L’Italia stia attenta alla variabile polacca
Varsavia sta rafforzando il legame con Francia e Germania, e le presidenziali del 18 maggio potrebbero dare ulteriore slancio all’europeista Donald Tusk

I riflettori sono puntati sui probabili incontri romani fra Giorgia Meloni e la coppia francotedesca Macron-Merz, ma la variabile concreta che più potrebbe influenzare il cammino dell’Italia in Europa è quella che non si sente arrivare: la Polonia di Donald Tusk. Le relazioni di Palazzo Chigi con l’Eliseo sono inquinate da antipatie personali su cui i migliori leader dovrebbero saper sorvolare; i rapporti con Berlino sono aggrovigliati, eppure carichi di opportunità nutrite da esigenze comuni, a partire dall’ammorbidimento dei vincoli di bilancio dell’Eurozona per dare impeto alla difesa e alla crescita.
Questo succede mentre Francia e Germania tentano di rimettere in moto il motore dell’Ue che, piaccia o no, ha sempre funzionato solo quando loro erano d’accordo. Le secche in cui siamo finiti - la guerra in Ucraina come l’operazione commerciale speciale di Trump - hanno rafforzato il legame delle due cancellerie con Varsavia. Insieme, puntano alla quadratura di un triangolo dal quale costerebbe caro essere esclusi.

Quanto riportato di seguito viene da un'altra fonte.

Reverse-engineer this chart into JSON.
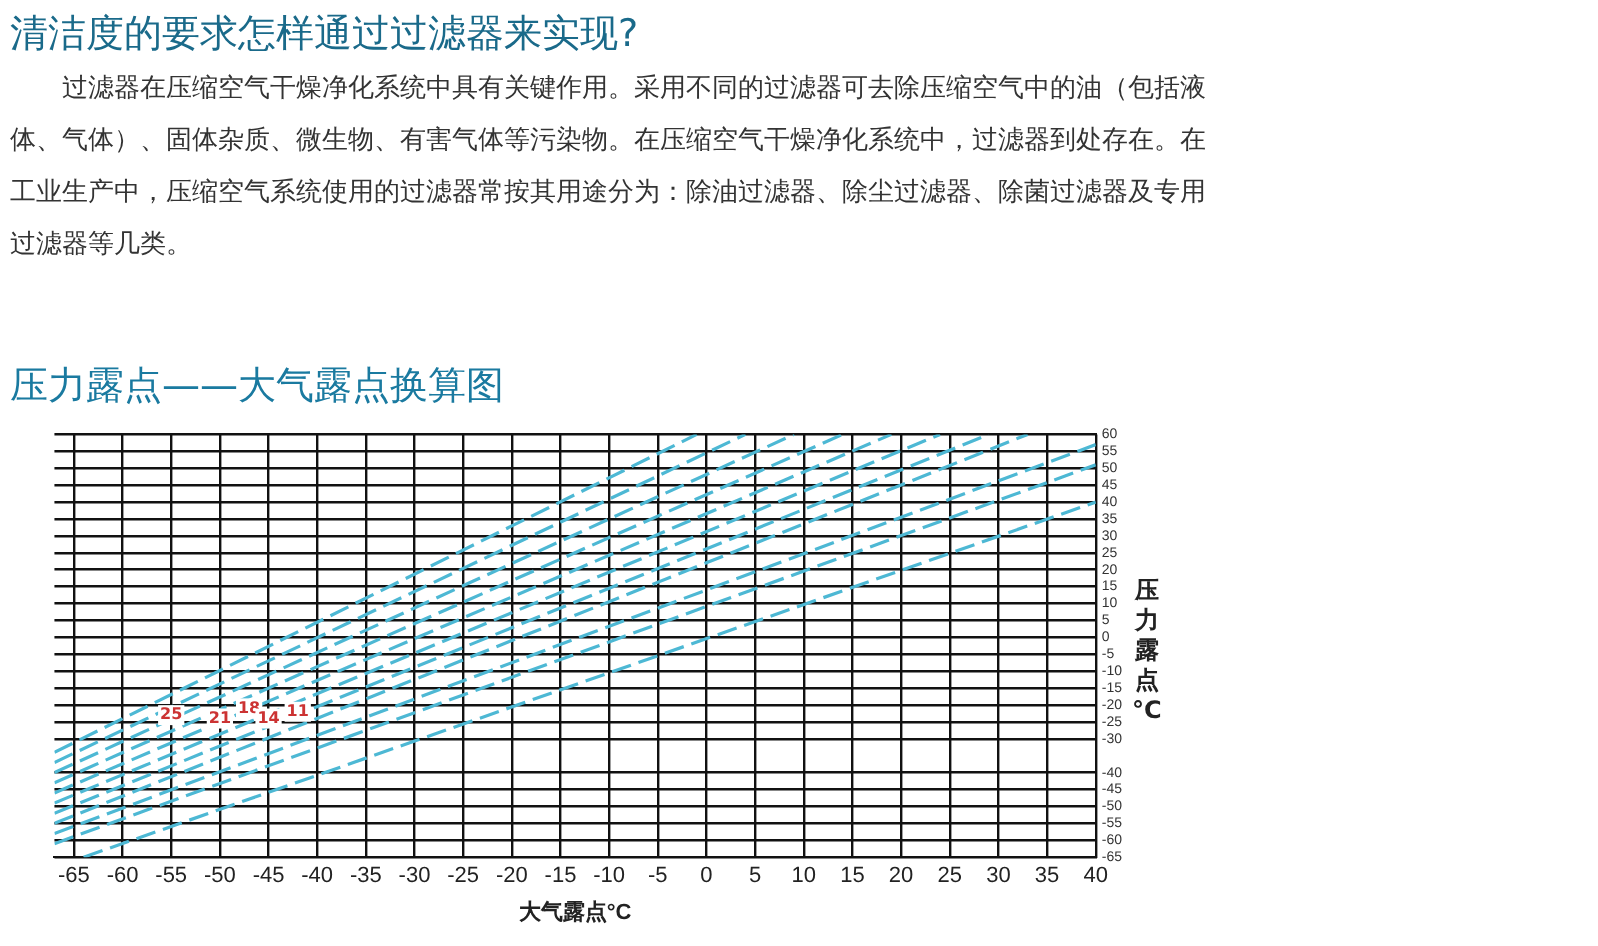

Il voto di domenica 18 maggio in Polonia, primo turno delle presidenziali, va seguito con attenzione. Il successore di Andrzej Duda, esponente della formazione populista e ultraconservatore Pis (Legge e Giustizia) che ha dato parecchio filo da torcere al popolare e europeista Tusk, potrebbe essere il sindaco di Varsavia Rafał Trzaskowski, affiliato alla Piattaforma Civica del premier.
I sondaggi lo danno in testa con un terzo dei consensi, livello confortante sebbene non definitivo, perché il ballottaggio finale si annuncia aperto. Se si affermasse, per il Donald di Danzica sarebbe un tonico da sfruttare in chiave pro-Nato e anti-Putin, per riportare la sua Nazione nel cuore dell’Europa e annacquare i legami coi nazionalisti dell’ex Oltrecortina affiliati al club di Visegrád, ovvero cechi, slovacchi e ungheresi.
Per dare la sveglia all’Ue, Macron e Merz hanno convenuto di ripartire dal Gruppo di Weimar, il patto a tre con Varsavia che, nel nome dell’assistenza all’Ucraina, in febbraio è diventato Weimar+ con Italia, Spagna e Regno Unito. È il nuovo cuore dell’Europa, potenzialmente centrale nella definizione delle scelte che riformeranno il Continente, un cantiere necessario, stimolato anche dal neoregionalismo trumpiano, nel quale il governo italiano ha sinora tenuto un piede dentro e uno fuori, dimenticando che nei grandi club i soci à la carte vengono guardati dall’alto in basso.
Il presidente francese e il cancelliere tedesco sanno che uniti ci si potrà salvare. Tusk, il “terzo comodo”, attende la tornata presidenziale per imprimere una svolta occidentale al suo programma. L’Italia deve darsi una linea netta e coerente, visto che la maggioranza non è coesa come raccontano i suoi leader. Se c’è un futuro diverso per l’Unione, sarà delineato nei prossimi mesi da chi crede nel dover lavorare tutti insieme per il benessere e la sicurezza comuni, così si approssima il tempo in cui si farà la conta di chi c’è e chi no.
Per Roma, divisa fra euroscetticismi dal sapore trumpiano e la tradizione di stato fondatore dell’alleanza a dodici stelle, è passaggio insidioso e molto dipenderà dalla coerenza degli orientamenti nazionali. Alla fine, il destino rischia però di avere un solo nome. Perché, comunque vada, sarà un Donald a influenzare il colore della nostra storia.